Saturday 11 September 2021

Micro Ancient - A trip down memory lane

My first exposure to ancients gaming was the old Tabletop Games Micro Ancient game. This was part of the Micro Warfare series that covered warfare from the ancients period through to WW1 naval. It came in an A5 sized ziplock bag and contained a simple rules set and two army cards to cut out and use. The base game modelled a battle from the Punic Wars. The two army cards were a Republican Roman army of around 22000 men and a Carthaginian army of around 30000 men. You had to cut out the unit counters and could then play games on any flat surface. Terrain would generally be templates cut from card. The cool thing was that this set was cheap enough to be affordable, and that here was a supplement with Normans, Saxons (Anglo-Danish really) and (most importantly of all) Vikings. Just the ticket for a cash-strapped youth.

Romans (purple) versus Carthaginians (red)

The rules required you to track actual losses in each unit, so the unit counters had unique identifiers for every counter and you needed a roster to track these things. I know I tried the game a couple of times as a teenager around 1980 or so, but I cannot remember what I thought of it. I have vague recollections of being a bit confused about things because I was not an experienced gamer at that time. That confusion probably led to the game being put away. I also have no idea what happened to my copy of the game. I may have traded it away or it may have been destroyed or lost as a result of the various vicissitudes of life. Either way, I no longer have my original copy.

Enter Hurlbat Games. They released the game along with its supplements as a pdf download from WargameVault in 2012. I noticed this at some point recently and was struck by nostalgia, so I bought a copy of the base game and the Normans, Saxons (and of course) Vikings supplement. I printed out the armies onto label paper and stuck that onto matte board to make slightly more robust counters than the original game. I then spent a happy weekend cutting out the counters and edging the coloured ones with Sharpie markers to make them look a bit neater. There is something quite peaceful about this activity, much more so than painting figures to my mind.

Vikings (black) face off against an Anglo-Danish (blue) army

The end result was that I now had five armies for Micro Ancient.
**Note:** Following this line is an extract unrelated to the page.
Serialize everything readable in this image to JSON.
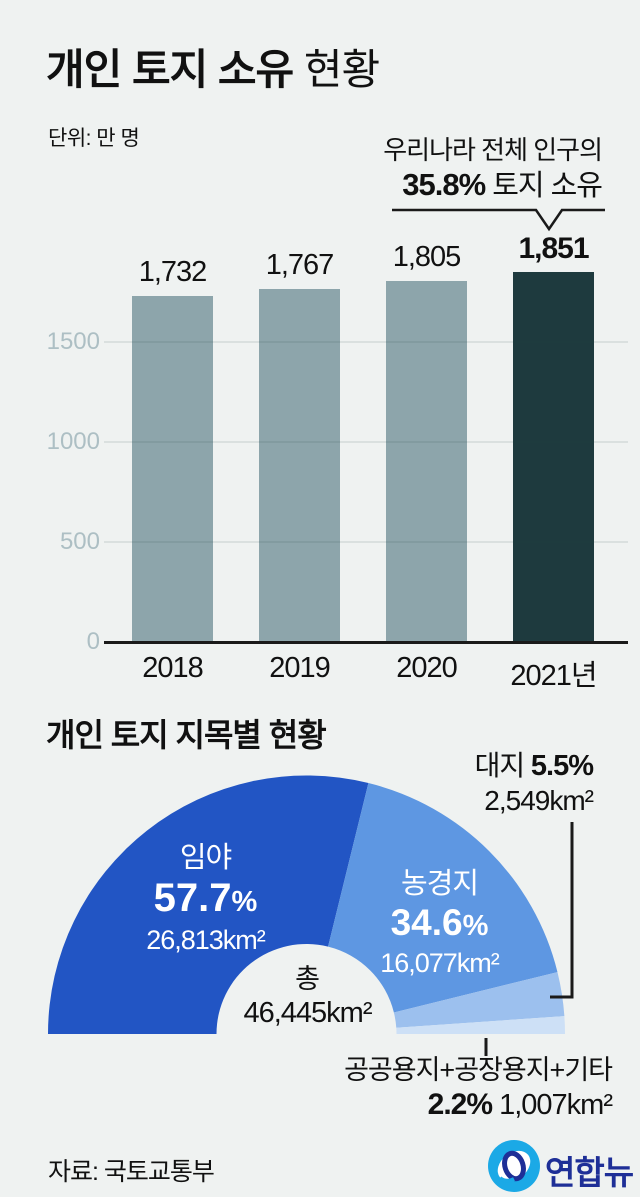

I suppose I should read the rules and set up a game soon. First, though, I need to make terrain. Fortunately, I have a large sheet of cardboard in the flat that protected the table I shall be playing on when it was delivered. Time to dig out the scissors and cut out some randomly oval templates. Using the Sharpie markers I can mark crestlines for hills and draw on tree or rough ground symbols for other terrain. I'll maybe need some roads and rivers too, but there is plenty of cardboard for all of those.

The Anglo-Danish (blue) army defends a hill from the Norman (purple) army

One thing that I find particularly interesting is the presence in both the Viking and Saxon/Anglo-Danish armies of mounted contingents. In recent years, I have seen and been involved in some quite heated debates about the presence of cavalry in both Anglo-Danish and Viking armies, so it is particularly interesting to see mounted combat units in these armies in a game from 1976. Personally, I think that half the problem here is 19th-century antiquarianism/historiography and the other half is the terminology. The second you talk about 'cavalry', people get in their heads permanent formations of mounted combat troops and this obscures the probable reality of elite warriors who could fight mounted or dismounted as needed, like the medieval knights of whom they were the forebears both socially and literally. But, that is an argument for another time.

So, what next? Well, I really do need to try the game out again and see what I think of it. It would be awesome if it worked well. As a readily portable game set, it suits my needs beautifully and does not require a huge area to play on. It also has me wondering about using the counters with other miniatures rules sets, or making counters of the right size for those other games. It also has me wondering about Kriegsspiel blocks and whether I would find 18th-century warfare as interesting to play out using counters or blocks. The flexibility of having a red army and a blue army without worrying about uniform details appeals a lot. We'll see. I need to get these bad boys deployed in simulated anger first, and see how the reality matches up to my nostalgia.